I’m finding it convenient to have a minimal handler function that loops over incoming S3 events or DynamoDB streams. I frequently see a bunch of DynamoDB records come in at once to my lambda — we can’t simply assume we get a single event and get only records[0].

So my handler tries to be as dumb as possible, looping over the triggers and calling a class to do the work:

def handler(event, context):
    try:
        for record in event['Records']:
            AssetDDBRecordHandler(record)
    except Exception as e:
        msg = 'ERROR asetddb.handler: {}'.format(e)
        log.error(msg)
        return {'event': event, 'message': msg}
    return {'event': event,
            'message': 'Function executed successfully: asset.handler'}

This also makes it easy to wrap the record handler in an exception handler that logs the exception — which lets the Lambda complete successfully instead of throwing the exception which causes Lambda to needlessly retry the permanently-failed event (which the Lambda infrastructure presumably does to overcome transient errors, overload conditions, etc).
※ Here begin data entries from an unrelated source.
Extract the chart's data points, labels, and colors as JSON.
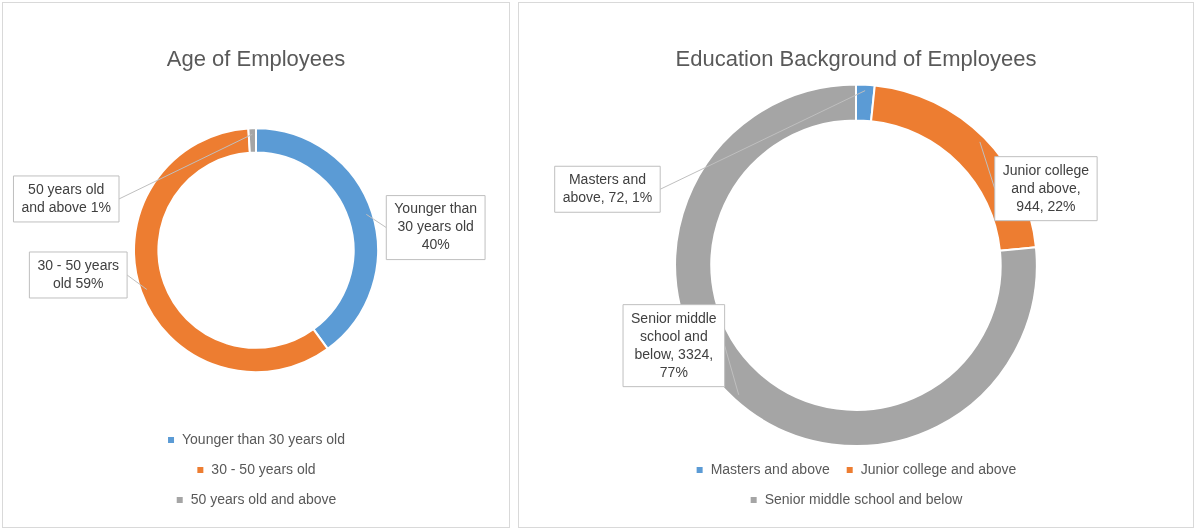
{
  "chart_data": [
    {
      "type": "donut",
      "title": "Age of Employees",
      "categories": [
        "Younger than 30 years old",
        "30 - 50 years old",
        "50 years old and above"
      ],
      "values": [
        40,
        59,
        1
      ],
      "colors": [
        "#5b9bd5",
        "#ed7d31",
        "#a5a5a5"
      ],
      "value_labels": [
        "Younger than 30 years old 40%",
        "30 - 50 years old 59%",
        "50 years old and above 1%"
      ],
      "legend": "bottom"
    },
    {
      "type": "donut",
      "title": "Education Background of Employees",
      "categories": [
        "Masters and above",
        "Junior college and above",
        "Senior middle school and below"
      ],
      "values": [
        72,
        944,
        3324
      ],
      "colors": [
        "#5b9bd5",
        "#ed7d31",
        "#a5a5a5"
      ],
      "value_labels": [
        "Masters and above, 72, 1%",
        "Junior college and above, 944, 22%",
        "Senior middle school and below, 3324, 77%"
      ],
      "legend": "bottom"
    }
  ]
}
In the class, the constructor examines the event type (e.g., ADD, REMOVE, …) and invokes a method specific to the event — a simple dispatcher:

class AssetDDBRecordHandler:
    def __init__(self, record):
        self.id = record['dynamodb']['Keys']['id']['S']
        eventname = record['eventName']  # INSERT, MODIFY, REMOVE
        if eventname == 'REMOVE':
            self.delete()
        elif eventname == 'INSERT':
            self.insert()
        raise Exception('Unimplemented: id={} ignoring eventname={}'.format(self.id, eventname))
    def delete(self):
        try:
            res = es.delete(index='images', doc_type='image', id=self.id)
        except Exception as e:
            raise Exception('id={} deleting Elasticsearch index: {}'.format(self.id, e))

Note that the code that actually does the work is free to throw detailed exceptions up to the top-level handler() since it will catch them and log instead of blowing out the lambda.
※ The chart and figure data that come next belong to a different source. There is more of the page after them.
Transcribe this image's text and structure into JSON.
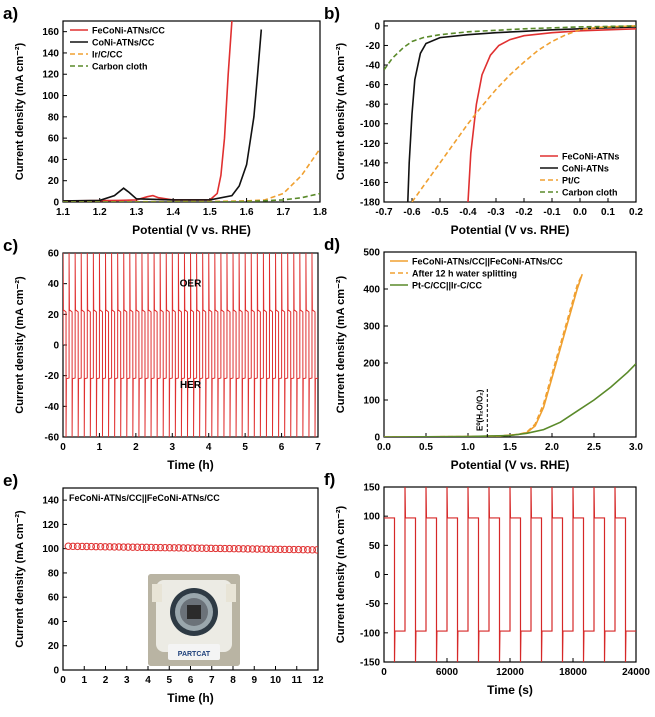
{
  "colors": {
    "red": "#e03030",
    "black": "#111111",
    "orange": "#f0a030",
    "green": "#5a8a2a",
    "dred": "#d62828"
  },
  "chart_data": [
    {
      "panel": "a)",
      "type": "line",
      "xlabel": "Potential (V vs. RHE)",
      "ylabel": "Current density (mA cm⁻²)",
      "xlim": [
        1.1,
        1.8
      ],
      "ylim": [
        0,
        170
      ],
      "xticks": [
        "1.1",
        "1.2",
        "1.3",
        "1.4",
        "1.5",
        "1.6",
        "1.7",
        "1.8"
      ],
      "yticks": [
        "0",
        "20",
        "40",
        "60",
        "80",
        "100",
        "120",
        "140",
        "160"
      ],
      "legend_position": "top-left",
      "series": [
        {
          "name": "FeCoNi-ATNs/CC",
          "color": "#e03030",
          "dash": "solid",
          "x": [
            1.1,
            1.25,
            1.3,
            1.33,
            1.345,
            1.36,
            1.4,
            1.5,
            1.52,
            1.53,
            1.54,
            1.55,
            1.56
          ],
          "y": [
            1,
            1.5,
            2,
            5,
            6,
            4,
            2,
            2,
            8,
            25,
            60,
            120,
            170
          ]
        },
        {
          "name": "CoNi-ATNs/CC",
          "color": "#111111",
          "dash": "solid",
          "x": [
            1.1,
            1.2,
            1.24,
            1.265,
            1.28,
            1.3,
            1.4,
            1.5,
            1.56,
            1.58,
            1.6,
            1.62,
            1.63,
            1.64
          ],
          "y": [
            1,
            1.5,
            6,
            13,
            9,
            3,
            2,
            2,
            6,
            15,
            35,
            80,
            120,
            162
          ]
        },
        {
          "name": "Ir/C/CC",
          "color": "#f0a030",
          "dash": "dash",
          "x": [
            1.1,
            1.5,
            1.6,
            1.65,
            1.7,
            1.75,
            1.8
          ],
          "y": [
            0,
            0.5,
            1,
            2,
            8,
            25,
            50
          ]
        },
        {
          "name": "Carbon cloth",
          "color": "#5a8a2a",
          "dash": "dash",
          "x": [
            1.1,
            1.5,
            1.6,
            1.7,
            1.75,
            1.8
          ],
          "y": [
            0,
            0,
            0.5,
            2,
            4,
            8
          ]
        }
      ]
    },
    {
      "panel": "b)",
      "type": "line",
      "xlabel": "Potential (V vs. RHE)",
      "ylabel": "Current density (mA cm⁻²)",
      "xlim": [
        -0.7,
        0.2
      ],
      "ylim": [
        -180,
        5
      ],
      "xticks": [
        "-0.7",
        "-0.6",
        "-0.5",
        "-0.4",
        "-0.3",
        "-0.2",
        "-0.1",
        "0.0",
        "0.1",
        "0.2"
      ],
      "yticks": [
        "0",
        "-20",
        "-40",
        "-60",
        "-80",
        "-100",
        "-120",
        "-140",
        "-160",
        "-180"
      ],
      "legend_position": "bottom-right",
      "series": [
        {
          "name": "FeCoNi-ATNs",
          "color": "#e03030",
          "dash": "solid",
          "x": [
            -0.4,
            -0.39,
            -0.37,
            -0.35,
            -0.32,
            -0.29,
            -0.25,
            -0.2,
            -0.1,
            0,
            0.1,
            0.2
          ],
          "y": [
            -180,
            -130,
            -80,
            -50,
            -30,
            -20,
            -14,
            -10,
            -7,
            -5,
            -4,
            -3
          ]
        },
        {
          "name": "CoNi-ATNs",
          "color": "#111111",
          "dash": "solid",
          "x": [
            -0.615,
            -0.61,
            -0.6,
            -0.59,
            -0.57,
            -0.55,
            -0.5,
            -0.4,
            -0.3,
            -0.2,
            -0.1,
            0,
            0.1,
            0.2
          ],
          "y": [
            -180,
            -140,
            -90,
            -55,
            -28,
            -18,
            -12,
            -9,
            -7,
            -5.5,
            -4,
            -3,
            -2,
            -1
          ]
        },
        {
          "name": "Pt/C",
          "color": "#f0a030",
          "dash": "dash",
          "x": [
            -0.6,
            -0.55,
            -0.5,
            -0.45,
            -0.4,
            -0.35,
            -0.3,
            -0.25,
            -0.2,
            -0.15,
            -0.1,
            -0.05,
            0,
            0.05,
            0.1,
            0.2
          ],
          "y": [
            -180,
            -160,
            -140,
            -120,
            -100,
            -82,
            -65,
            -50,
            -37,
            -25,
            -16,
            -9,
            -4,
            -2,
            -1,
            0
          ]
        },
        {
          "name": "Carbon cloth",
          "color": "#5a8a2a",
          "dash": "dash",
          "x": [
            -0.7,
            -0.67,
            -0.63,
            -0.6,
            -0.56,
            -0.5,
            -0.4,
            -0.2,
            0,
            0.2
          ],
          "y": [
            -45,
            -33,
            -22,
            -16,
            -12,
            -9,
            -6,
            -3,
            -1,
            0
          ]
        }
      ]
    },
    {
      "panel": "c)",
      "type": "line",
      "xlabel": "Time (h)",
      "ylabel": "Current density (mA cm⁻²)",
      "xlim": [
        0,
        7
      ],
      "ylim": [
        -60,
        60
      ],
      "xticks": [
        "0",
        "1",
        "2",
        "3",
        "4",
        "5",
        "6",
        "7"
      ],
      "yticks": [
        "-60",
        "-40",
        "-20",
        "0",
        "20",
        "40",
        "60"
      ],
      "annotations": [
        "OER",
        "HER"
      ],
      "series": [
        {
          "name": "",
          "color": "#e03030",
          "cycles": 42,
          "period_h": 0.1667,
          "high": 23,
          "low": -22,
          "spike_high": 60,
          "spike_low": -60
        }
      ]
    },
    {
      "panel": "d)",
      "type": "line",
      "xlabel": "Potential (V vs. RHE)",
      "ylabel": "Current density (mA cm⁻²)",
      "xlim": [
        0,
        3
      ],
      "ylim": [
        0,
        500
      ],
      "xticks": [
        "0.0",
        "0.5",
        "1.0",
        "1.5",
        "2.0",
        "2.5",
        "3.0"
      ],
      "yticks": [
        "0",
        "100",
        "200",
        "300",
        "400",
        "500"
      ],
      "annotation": "E⁰(H₂O/O₂)",
      "annotation_x": 1.23,
      "legend_position": "top-left",
      "series": [
        {
          "name": "FeCoNi-ATNs/CC||FeCoNi-ATNs/CC",
          "color": "#f0a030",
          "dash": "solid",
          "x": [
            0,
            1,
            1.4,
            1.6,
            1.7,
            1.8,
            1.9,
            2.0,
            2.1,
            2.2,
            2.3,
            2.36
          ],
          "y": [
            0,
            1,
            3,
            7,
            12,
            30,
            80,
            160,
            240,
            320,
            400,
            440
          ]
        },
        {
          "name": "After 12 h water splitting",
          "color": "#f0a030",
          "dash": "dash",
          "x": [
            0,
            1,
            1.4,
            1.6,
            1.7,
            1.8,
            1.9,
            2.0,
            2.1,
            2.2,
            2.3,
            2.36
          ],
          "y": [
            0,
            1,
            3,
            7,
            13,
            35,
            90,
            170,
            250,
            330,
            410,
            440
          ]
        },
        {
          "name": "Pt-C/CC||Ir-C/CC",
          "color": "#5a8a2a",
          "dash": "solid",
          "x": [
            0,
            1,
            1.5,
            1.7,
            1.9,
            2.1,
            2.3,
            2.5,
            2.7,
            2.9,
            3.0
          ],
          "y": [
            0,
            1,
            4,
            10,
            20,
            40,
            70,
            100,
            135,
            175,
            198
          ]
        }
      ]
    },
    {
      "panel": "e)",
      "type": "scatter",
      "xlabel": "Time (h)",
      "ylabel": "Current density (mA cm⁻²)",
      "xlim": [
        0,
        12
      ],
      "ylim": [
        0,
        150
      ],
      "xticks": [
        "0",
        "1",
        "2",
        "3",
        "4",
        "5",
        "6",
        "7",
        "8",
        "9",
        "10",
        "11",
        "12"
      ],
      "yticks": [
        "0",
        "20",
        "40",
        "60",
        "80",
        "100",
        "120",
        "140"
      ],
      "label": "FeCoNi-ATNs/CC||FeCoNi-ATNs/CC",
      "series": [
        {
          "name": "",
          "color": "#e03030",
          "start_y": 102,
          "end_y": 99,
          "points": 55
        }
      ]
    },
    {
      "panel": "f)",
      "type": "line",
      "xlabel": "Time (s)",
      "ylabel": "Current density (mA cm⁻²)",
      "xlim": [
        0,
        24000
      ],
      "ylim": [
        -150,
        150
      ],
      "xticks": [
        "0",
        "6000",
        "12000",
        "18000",
        "24000"
      ],
      "yticks": [
        "-150",
        "-100",
        "-50",
        "0",
        "50",
        "100",
        "150"
      ],
      "series": [
        {
          "name": "",
          "color": "#d62828",
          "cycles": 12,
          "period_s": 2000,
          "high": 97,
          "low": -97,
          "spike": 150
        }
      ]
    }
  ],
  "photo": {
    "brand": "PARTCAT"
  }
}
DynamoDB Streams Native Protocol Deserialization

When we get S3 events in Lambda, we get a clean structure we can dissect easily to get the event, bucket, key and whatnot as native Python structures. When we access DynamoDB through the Boto3 library using the Table model, we can also read and write the Python structures easily.

But the stream records we get from DynamoDB in our Lambda are encoded with a low-level serialization protocol like the one you have to use when you work with Boto3’s DynamoDB Client model. Each datum is a dict indicating type and value, like:

{u'_dt': {u'S': u'2017-02-08T13:30:38.915580'},
 u'id': {u'S': u'ALEX18'},
 u'metadata': {u'M': {u'description': {u'S': u'12-year-old...'}}} }

So we have to deserialize it to process. It’s tempting to think this is easy to write, but realize that DynamoDB records can have nested elements, like the u’M’ map (Python dict) above, so it becomes a chore to roll your own.

“There’s got to be a better way!”. Happily, there is.

Boto3 has to do this, and it has a deserializer (and serializer) we can simply import and use. This is how I do it:

from boto3.dynamodb.types import TypeDeserializer

deserialize = TypeDeserializer().deserialize
for record in event['Records']:
    data = {}
    new = record['dynamodb'].get('NewImage')
    if new:
        for key in new:
            data[key] = deserialize(new[key])
    id = data['id']

Now we can work with data as native Python objects.

We could get clever and use a Python dict-comprehension to combine three lines into one:

data = {k, deserialize(v) for k, v in new.items()}

Conclusion

We’re certain to come up with more design patterns that make the resource-event-function wiring easier, and the lambda processing more self-contained, but the above have emerged quickly and naturally as ways to structure our project. It’s been a fun and rewarding exercise which has given us the confidence to go all-out on future projects in a serverless, event-driven manner.